Dans l’hindouisme on est dans un polythéisme et en même temps dans un hénothéisme. C’est à dire qu’au delà de tous les Dieux, il y a « Un Divin », ou une dimension divine qu’on appelle Brahman et qui est la même chose que le Soi (Atman). Le libéré vivant vit cet état spontané d’adéquation totale à son propre soi, au soi vivant en lui alors il est  aussi le brahman, la dimension divine présente dans tous les dieux et c’est comme ça qu’il communique avec Shiva, l’unicité retrouvée. La libération c’est la découverte qu’il n’y plus d’altérité, Tout est Un.

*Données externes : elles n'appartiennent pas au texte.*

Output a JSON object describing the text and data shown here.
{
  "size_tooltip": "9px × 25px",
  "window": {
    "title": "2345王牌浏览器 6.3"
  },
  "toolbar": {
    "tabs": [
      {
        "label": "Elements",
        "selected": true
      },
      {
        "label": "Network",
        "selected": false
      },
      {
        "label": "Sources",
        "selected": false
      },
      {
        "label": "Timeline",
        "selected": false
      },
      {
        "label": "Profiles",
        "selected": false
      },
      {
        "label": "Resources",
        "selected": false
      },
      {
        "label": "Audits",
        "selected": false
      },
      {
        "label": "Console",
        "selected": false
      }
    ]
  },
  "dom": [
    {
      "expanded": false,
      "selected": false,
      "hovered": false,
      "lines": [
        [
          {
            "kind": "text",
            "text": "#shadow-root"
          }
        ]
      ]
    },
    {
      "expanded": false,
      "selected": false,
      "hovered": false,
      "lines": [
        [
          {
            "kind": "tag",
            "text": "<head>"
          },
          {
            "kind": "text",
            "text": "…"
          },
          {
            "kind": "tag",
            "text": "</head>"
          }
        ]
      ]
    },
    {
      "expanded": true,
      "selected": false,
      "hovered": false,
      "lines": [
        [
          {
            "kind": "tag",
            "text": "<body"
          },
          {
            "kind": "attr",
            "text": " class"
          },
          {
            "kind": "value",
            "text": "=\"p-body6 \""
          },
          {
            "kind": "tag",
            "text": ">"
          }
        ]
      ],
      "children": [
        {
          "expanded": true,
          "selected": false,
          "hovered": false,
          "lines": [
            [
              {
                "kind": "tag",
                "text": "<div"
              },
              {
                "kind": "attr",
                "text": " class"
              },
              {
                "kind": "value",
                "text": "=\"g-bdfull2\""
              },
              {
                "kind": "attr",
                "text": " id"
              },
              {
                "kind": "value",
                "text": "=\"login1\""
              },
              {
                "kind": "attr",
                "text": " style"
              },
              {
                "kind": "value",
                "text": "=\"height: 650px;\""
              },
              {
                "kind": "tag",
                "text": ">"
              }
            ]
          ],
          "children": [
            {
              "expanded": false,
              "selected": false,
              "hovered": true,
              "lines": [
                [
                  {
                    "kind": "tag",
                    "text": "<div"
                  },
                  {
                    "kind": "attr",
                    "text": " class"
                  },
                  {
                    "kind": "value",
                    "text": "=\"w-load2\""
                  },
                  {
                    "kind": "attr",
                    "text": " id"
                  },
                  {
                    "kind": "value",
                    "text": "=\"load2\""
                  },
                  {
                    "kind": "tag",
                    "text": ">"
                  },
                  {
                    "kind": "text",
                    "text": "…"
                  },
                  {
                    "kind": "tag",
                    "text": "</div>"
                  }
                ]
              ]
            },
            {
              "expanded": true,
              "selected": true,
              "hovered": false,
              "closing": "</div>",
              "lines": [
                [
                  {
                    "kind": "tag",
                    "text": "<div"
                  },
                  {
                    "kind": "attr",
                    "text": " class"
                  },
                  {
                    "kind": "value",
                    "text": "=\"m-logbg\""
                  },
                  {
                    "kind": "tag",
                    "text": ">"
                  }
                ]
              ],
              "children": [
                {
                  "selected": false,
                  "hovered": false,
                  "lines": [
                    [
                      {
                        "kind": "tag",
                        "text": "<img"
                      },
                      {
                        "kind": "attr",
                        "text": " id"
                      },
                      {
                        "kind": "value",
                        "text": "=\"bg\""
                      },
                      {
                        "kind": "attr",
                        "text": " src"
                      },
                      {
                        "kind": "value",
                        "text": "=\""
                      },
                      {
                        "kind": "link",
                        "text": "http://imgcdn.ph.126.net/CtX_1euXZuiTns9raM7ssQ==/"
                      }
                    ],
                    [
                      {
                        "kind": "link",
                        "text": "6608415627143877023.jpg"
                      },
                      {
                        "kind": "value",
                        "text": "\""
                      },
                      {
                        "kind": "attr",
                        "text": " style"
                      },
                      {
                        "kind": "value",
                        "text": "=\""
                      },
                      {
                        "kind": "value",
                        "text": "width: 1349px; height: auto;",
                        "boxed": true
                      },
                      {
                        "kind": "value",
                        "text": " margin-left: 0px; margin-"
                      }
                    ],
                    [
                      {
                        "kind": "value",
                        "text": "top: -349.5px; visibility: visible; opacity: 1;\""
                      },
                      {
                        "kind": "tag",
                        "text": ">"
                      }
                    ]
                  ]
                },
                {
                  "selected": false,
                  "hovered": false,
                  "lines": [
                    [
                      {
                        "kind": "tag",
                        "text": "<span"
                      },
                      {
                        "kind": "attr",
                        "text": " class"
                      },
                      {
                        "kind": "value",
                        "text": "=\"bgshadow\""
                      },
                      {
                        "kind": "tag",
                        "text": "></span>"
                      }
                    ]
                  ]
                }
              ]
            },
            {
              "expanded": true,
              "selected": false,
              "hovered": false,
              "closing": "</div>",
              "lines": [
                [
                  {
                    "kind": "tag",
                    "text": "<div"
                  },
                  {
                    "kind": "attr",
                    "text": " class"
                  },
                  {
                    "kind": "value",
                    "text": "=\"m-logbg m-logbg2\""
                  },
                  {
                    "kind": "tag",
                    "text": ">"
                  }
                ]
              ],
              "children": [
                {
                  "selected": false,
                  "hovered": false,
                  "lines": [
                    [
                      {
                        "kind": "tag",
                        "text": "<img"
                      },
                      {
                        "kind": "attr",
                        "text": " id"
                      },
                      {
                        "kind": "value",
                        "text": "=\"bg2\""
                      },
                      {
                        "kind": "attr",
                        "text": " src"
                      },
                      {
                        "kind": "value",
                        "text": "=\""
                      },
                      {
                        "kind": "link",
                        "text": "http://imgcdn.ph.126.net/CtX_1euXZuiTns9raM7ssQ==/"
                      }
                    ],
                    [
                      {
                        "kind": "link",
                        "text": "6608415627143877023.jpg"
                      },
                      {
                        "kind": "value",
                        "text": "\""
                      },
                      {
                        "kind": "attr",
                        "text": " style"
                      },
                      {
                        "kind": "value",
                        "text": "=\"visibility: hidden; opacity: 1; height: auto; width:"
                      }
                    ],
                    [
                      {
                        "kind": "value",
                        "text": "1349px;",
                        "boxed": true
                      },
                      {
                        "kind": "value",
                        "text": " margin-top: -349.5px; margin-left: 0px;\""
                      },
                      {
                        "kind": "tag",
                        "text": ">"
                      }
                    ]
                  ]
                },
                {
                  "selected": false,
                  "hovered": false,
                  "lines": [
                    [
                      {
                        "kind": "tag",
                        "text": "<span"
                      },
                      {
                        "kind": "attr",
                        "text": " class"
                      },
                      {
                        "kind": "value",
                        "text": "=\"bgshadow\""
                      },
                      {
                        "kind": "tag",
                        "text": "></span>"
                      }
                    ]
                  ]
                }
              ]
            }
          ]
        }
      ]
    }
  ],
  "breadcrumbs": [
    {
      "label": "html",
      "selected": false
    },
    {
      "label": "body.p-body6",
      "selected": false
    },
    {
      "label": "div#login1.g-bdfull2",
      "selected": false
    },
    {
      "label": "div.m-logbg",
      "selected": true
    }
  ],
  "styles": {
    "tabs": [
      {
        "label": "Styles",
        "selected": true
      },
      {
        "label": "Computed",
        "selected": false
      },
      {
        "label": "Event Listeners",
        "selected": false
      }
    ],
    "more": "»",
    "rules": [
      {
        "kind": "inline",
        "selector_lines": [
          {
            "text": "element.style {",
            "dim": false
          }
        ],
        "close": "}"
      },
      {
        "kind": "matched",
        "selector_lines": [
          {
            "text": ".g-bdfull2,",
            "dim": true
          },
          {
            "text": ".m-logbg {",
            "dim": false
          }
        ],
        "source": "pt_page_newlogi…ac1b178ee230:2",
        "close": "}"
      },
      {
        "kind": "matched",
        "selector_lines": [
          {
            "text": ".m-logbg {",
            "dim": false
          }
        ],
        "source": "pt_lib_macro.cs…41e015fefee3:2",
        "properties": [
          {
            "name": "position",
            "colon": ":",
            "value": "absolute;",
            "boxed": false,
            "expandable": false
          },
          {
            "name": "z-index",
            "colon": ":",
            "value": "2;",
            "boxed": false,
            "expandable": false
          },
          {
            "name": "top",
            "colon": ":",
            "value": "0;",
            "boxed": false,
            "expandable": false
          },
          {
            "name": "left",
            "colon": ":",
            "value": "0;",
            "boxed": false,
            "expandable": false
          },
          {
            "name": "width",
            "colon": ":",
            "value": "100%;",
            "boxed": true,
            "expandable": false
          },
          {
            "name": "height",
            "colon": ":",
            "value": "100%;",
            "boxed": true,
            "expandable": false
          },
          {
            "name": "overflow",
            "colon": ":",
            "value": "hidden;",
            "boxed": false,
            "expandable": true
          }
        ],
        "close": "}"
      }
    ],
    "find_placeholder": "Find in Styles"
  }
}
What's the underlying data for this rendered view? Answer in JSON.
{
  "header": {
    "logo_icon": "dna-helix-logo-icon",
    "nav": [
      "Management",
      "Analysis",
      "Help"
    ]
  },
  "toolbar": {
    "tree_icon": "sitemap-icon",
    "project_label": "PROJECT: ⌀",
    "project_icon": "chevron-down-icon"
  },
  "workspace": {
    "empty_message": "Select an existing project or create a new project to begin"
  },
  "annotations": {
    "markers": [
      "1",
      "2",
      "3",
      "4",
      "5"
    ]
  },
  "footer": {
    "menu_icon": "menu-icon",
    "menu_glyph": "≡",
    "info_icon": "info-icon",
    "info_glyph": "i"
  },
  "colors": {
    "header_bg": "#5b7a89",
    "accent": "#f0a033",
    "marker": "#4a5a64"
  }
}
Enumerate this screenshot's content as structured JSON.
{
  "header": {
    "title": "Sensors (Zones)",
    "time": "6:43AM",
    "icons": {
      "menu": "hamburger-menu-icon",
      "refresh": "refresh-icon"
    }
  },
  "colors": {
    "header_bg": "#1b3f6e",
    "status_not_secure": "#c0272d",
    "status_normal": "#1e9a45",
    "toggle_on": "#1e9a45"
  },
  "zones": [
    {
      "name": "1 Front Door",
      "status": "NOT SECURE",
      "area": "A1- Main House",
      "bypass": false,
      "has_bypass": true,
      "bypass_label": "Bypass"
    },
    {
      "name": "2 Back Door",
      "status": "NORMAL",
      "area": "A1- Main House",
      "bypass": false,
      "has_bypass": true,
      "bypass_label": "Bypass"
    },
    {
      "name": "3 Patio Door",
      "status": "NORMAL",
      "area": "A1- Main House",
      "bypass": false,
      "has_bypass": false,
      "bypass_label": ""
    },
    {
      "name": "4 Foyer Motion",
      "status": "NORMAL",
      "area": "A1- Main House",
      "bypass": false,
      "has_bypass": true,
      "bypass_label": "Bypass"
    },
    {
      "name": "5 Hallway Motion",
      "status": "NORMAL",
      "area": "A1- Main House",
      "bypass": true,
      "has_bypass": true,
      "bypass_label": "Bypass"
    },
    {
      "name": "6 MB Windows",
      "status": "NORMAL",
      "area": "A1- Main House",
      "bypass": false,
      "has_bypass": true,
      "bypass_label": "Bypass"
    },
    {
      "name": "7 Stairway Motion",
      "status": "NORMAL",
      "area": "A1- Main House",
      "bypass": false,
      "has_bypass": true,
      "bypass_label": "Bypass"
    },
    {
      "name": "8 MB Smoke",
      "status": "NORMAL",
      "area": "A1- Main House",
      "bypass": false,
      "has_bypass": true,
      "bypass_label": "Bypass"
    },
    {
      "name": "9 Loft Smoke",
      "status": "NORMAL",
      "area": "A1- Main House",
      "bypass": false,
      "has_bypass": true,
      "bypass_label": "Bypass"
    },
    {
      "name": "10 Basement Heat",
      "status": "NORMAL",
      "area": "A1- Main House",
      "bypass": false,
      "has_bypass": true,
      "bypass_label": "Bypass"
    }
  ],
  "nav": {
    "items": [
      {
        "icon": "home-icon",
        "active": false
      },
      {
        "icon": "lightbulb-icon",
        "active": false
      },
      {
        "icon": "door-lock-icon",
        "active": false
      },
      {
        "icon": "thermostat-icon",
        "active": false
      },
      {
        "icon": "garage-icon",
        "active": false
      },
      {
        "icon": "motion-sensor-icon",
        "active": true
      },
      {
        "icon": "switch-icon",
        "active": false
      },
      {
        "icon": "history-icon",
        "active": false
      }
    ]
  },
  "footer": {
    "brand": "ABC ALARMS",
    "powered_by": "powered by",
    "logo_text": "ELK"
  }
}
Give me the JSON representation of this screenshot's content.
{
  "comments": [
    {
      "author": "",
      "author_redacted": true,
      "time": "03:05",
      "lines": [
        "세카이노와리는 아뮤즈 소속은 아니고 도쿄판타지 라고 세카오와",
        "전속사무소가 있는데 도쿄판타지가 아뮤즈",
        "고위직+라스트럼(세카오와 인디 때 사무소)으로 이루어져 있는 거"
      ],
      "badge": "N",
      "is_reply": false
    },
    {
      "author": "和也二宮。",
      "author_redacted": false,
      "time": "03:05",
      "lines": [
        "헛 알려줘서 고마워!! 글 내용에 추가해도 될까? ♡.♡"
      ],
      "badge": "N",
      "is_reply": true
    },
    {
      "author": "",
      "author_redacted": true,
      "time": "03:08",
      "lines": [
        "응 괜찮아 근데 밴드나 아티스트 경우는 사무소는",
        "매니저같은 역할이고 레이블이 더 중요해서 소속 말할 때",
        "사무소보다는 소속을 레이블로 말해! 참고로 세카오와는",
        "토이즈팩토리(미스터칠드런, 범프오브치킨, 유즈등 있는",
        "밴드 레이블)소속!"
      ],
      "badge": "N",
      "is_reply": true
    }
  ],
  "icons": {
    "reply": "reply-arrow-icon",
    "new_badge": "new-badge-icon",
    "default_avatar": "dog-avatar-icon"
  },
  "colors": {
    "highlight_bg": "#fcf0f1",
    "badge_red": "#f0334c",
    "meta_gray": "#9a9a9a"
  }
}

Ramana Maharshi avait peu lu l’exégèse des textes et il a peu écrit car il considérait que ce qui était bien écrit n’avait pas besoin de l’être de nouveau. Il a transmis son enseignement oral à des disciples anglophones, tamouls ou indiens. De nombreux disciples sont allés le voir dans son ashram et continuent encore de s’y rendre. Le but de tout chemin spirituel est d’avoir accès à ce qui est déjà présent, puisque tout est déjà là, il n’y a rien à chercher. Le travail de l’ascèse et du détachement permet d’atteindre la connaissance du Soi, l’Atman au delà du Moi, au delà du « Je ». Ysé Tardan Masquelier explique encore très bien la pensée de Ramana Maharshi : « J’existe face à des autres et je suis relié à eux car eux comme moi sont des Soi incarnés. Eux comme moi participent de cette unité. Eux comme moi nous faisons tous « Un » par cette dimension profonde qu’est le Soi. »

Le travail individuel que le sage fait pour se libérer est un travail qu’il fait pour lui même autant que pour les autres. Et l’Amour au sens Vedenta du terme se situe là. On attribuait d’ailleurs à Ramana Maharshi cet amour qui selon la légende, se lisait littéralement dans son regard.